We load up the NW-A25HN with a range of music from MP3 files (320kbps) of alt-J’s This is All Yours right the way through to Kate Bush’s 50 Words for Snow (24-bit/96kHz) and Mozart’s Piano Concerto No.12 (in 24-bit/192). We like what we hear.
This Sony delivers a precise and agile sound. Regardless of source material it digs up a good amount of detail and organises it in a neat and stable fashion.
Tonally, things are pretty even, though, as is typical for Sony, a degree of authority has been traded for improved clarity.
We like the insight the player gives into Kate Bush’s distinctive voice. There’s a lovely sense of texture here and a good degree of expression. The backing instrumentation on Wild Man is delivered with a pleasing amount of energy and punch.
There’s subtlety here too, as a listen to the Mozart Piano concerto shows. The Sony stays composed as the music becomes complex and never sounds edgy or harsh, unless the recording suffers from these things in the first place.
The NW-A25HN isn’t the most dramatic listen though. Rhythmically it doesn’t quite have the drive to truly excite, while dynamic reach feels just a touch restrained.

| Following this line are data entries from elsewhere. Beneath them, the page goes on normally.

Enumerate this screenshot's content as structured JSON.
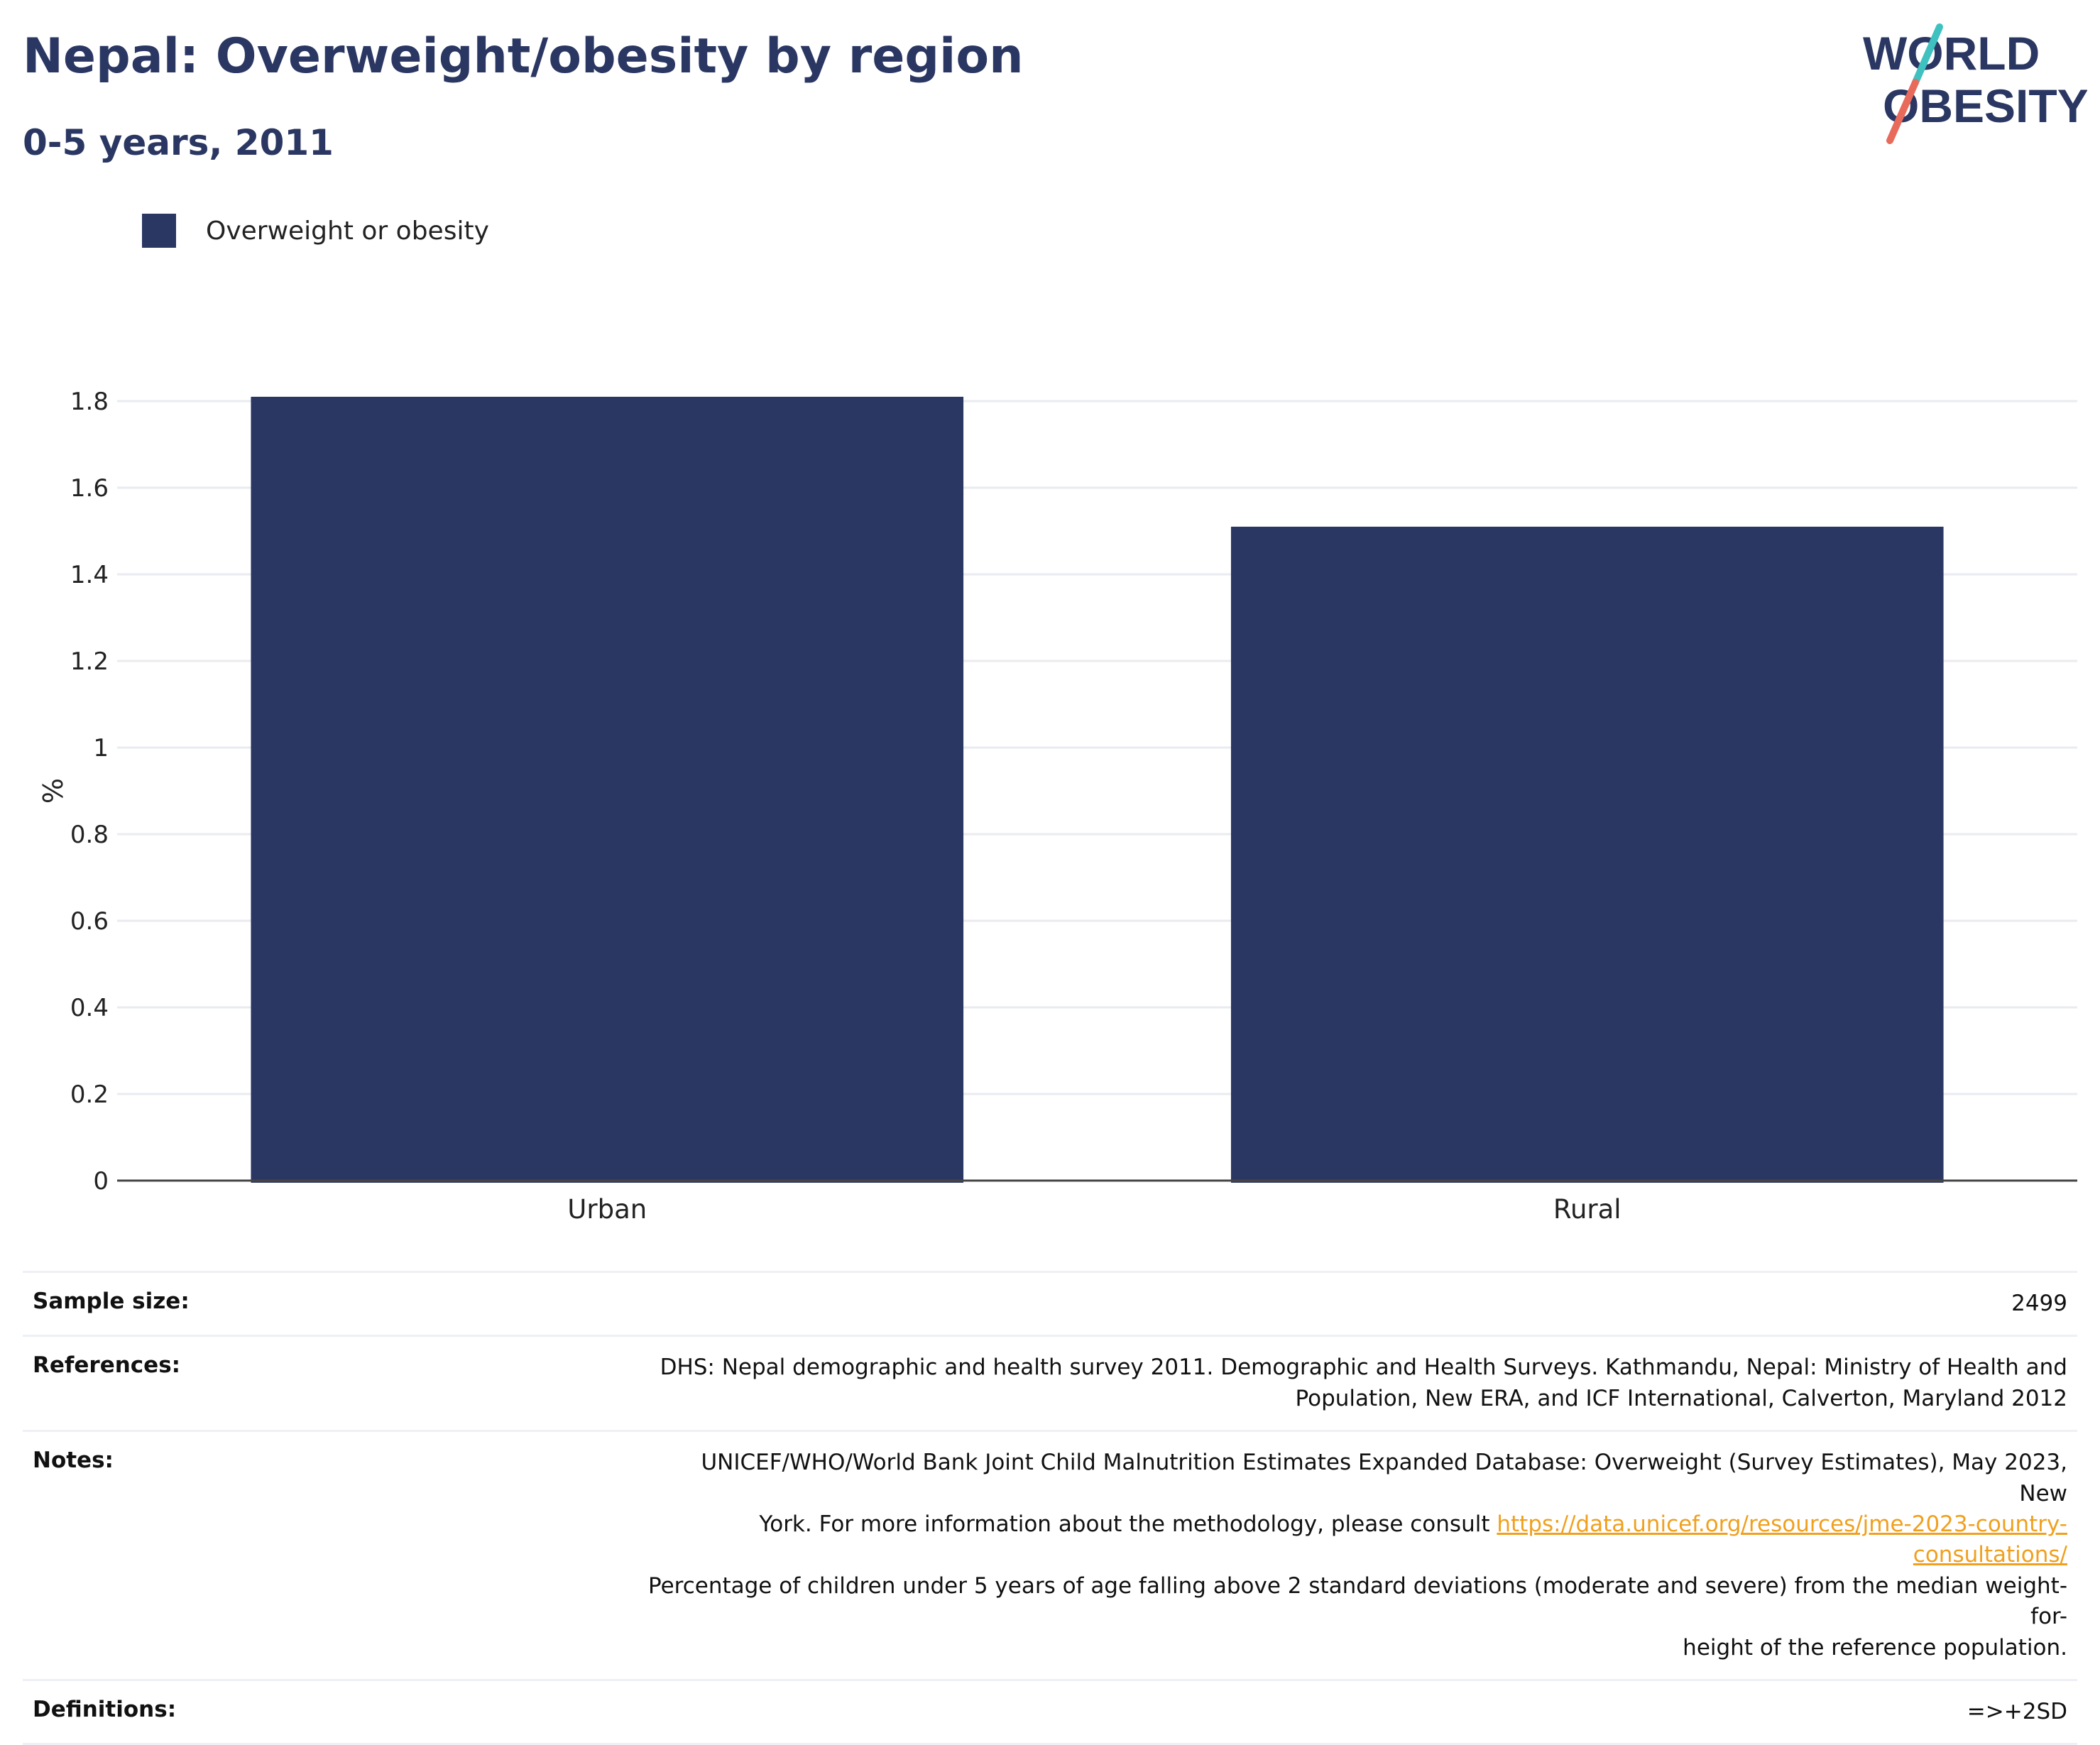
{
  "header": {
    "title": "Nepal: Overweight/obesity by region",
    "subtitle": "0-5 years, 2011"
  },
  "logo": {
    "line1": "WORLD",
    "line2": "OBESITY",
    "colors": {
      "text": "#2b3763",
      "slash_top": "#3fc1c0",
      "slash_bottom": "#e86a5a"
    }
  },
  "colors": {
    "bar": "#2b3763",
    "grid": "#e9ebf0",
    "axis": "#444444",
    "tick_text": "#222222"
  },
  "chart_data": {
    "type": "bar",
    "categories": [
      "Urban",
      "Rural"
    ],
    "series": [
      {
        "name": "Overweight or obesity",
        "values": [
          1.81,
          1.51
        ]
      }
    ],
    "ylabel": "%",
    "xlabel": "",
    "ylim": [
      0,
      1.8
    ],
    "y_ticks": [
      "0",
      "0.2",
      "0.4",
      "0.6",
      "0.8",
      "1",
      "1.2",
      "1.4",
      "1.6",
      "1.8"
    ],
    "grid": true,
    "legend_position": "top-left"
  },
  "meta": {
    "sample_size": {
      "label": "Sample size:",
      "value": "2499"
    },
    "references": {
      "label": "References:",
      "line1": "DHS: Nepal demographic and health survey 2011. Demographic and Health Surveys. Kathmandu, Nepal: Ministry of Health and",
      "line2": "Population, New ERA, and ICF International, Calverton, Maryland 2012"
    },
    "notes": {
      "label": "Notes:",
      "line1": "UNICEF/WHO/World Bank Joint Child Malnutrition Estimates Expanded Database: Overweight (Survey Estimates), May 2023, New",
      "line2_prefix": "York. For more information about the methodology, please consult ",
      "link": "https://data.unicef.org/resources/jme-2023-country-consultations/",
      "line3": "Percentage of children under 5 years of age falling above 2 standard deviations (moderate and severe) from the median weight-for-",
      "line4": "height of the reference population."
    },
    "definitions": {
      "label": "Definitions:",
      "value": "=>+2SD"
    }
  }
}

These shortcomings aren’t massive, but they are enough to stop this unit from claiming an unreserved recommendation.
The supplied headphones are better than usual. Compared to the likes of SoundMagic’s E10S (£40) they aren’t as informative and don’t have the same free-spirited way with dynamics, but aren’t a notable hindrance to the player’s performance. Let’s not forget that they offer noise-cancelling capability too.
We try the Sony with FM radio and are pleased. Provided you can get a strong enough signal, the results are good. Hiss levels are acceptable and there is a nice degree of insight.
We play with the NW-A25HN’s Bluetooth feature, sending the sound to a Chord Hugo DAC (for fun) as well as B&W’s lovely Zeppelin Wireless. We’re impressed. The connection shows more refinement and solidity than we’d expect.
The NW-A25HN is a likeable unit. While the ergonomics could be better it’s packed with features and sounds good too. If you’re in the market it’s certainly worth investigating.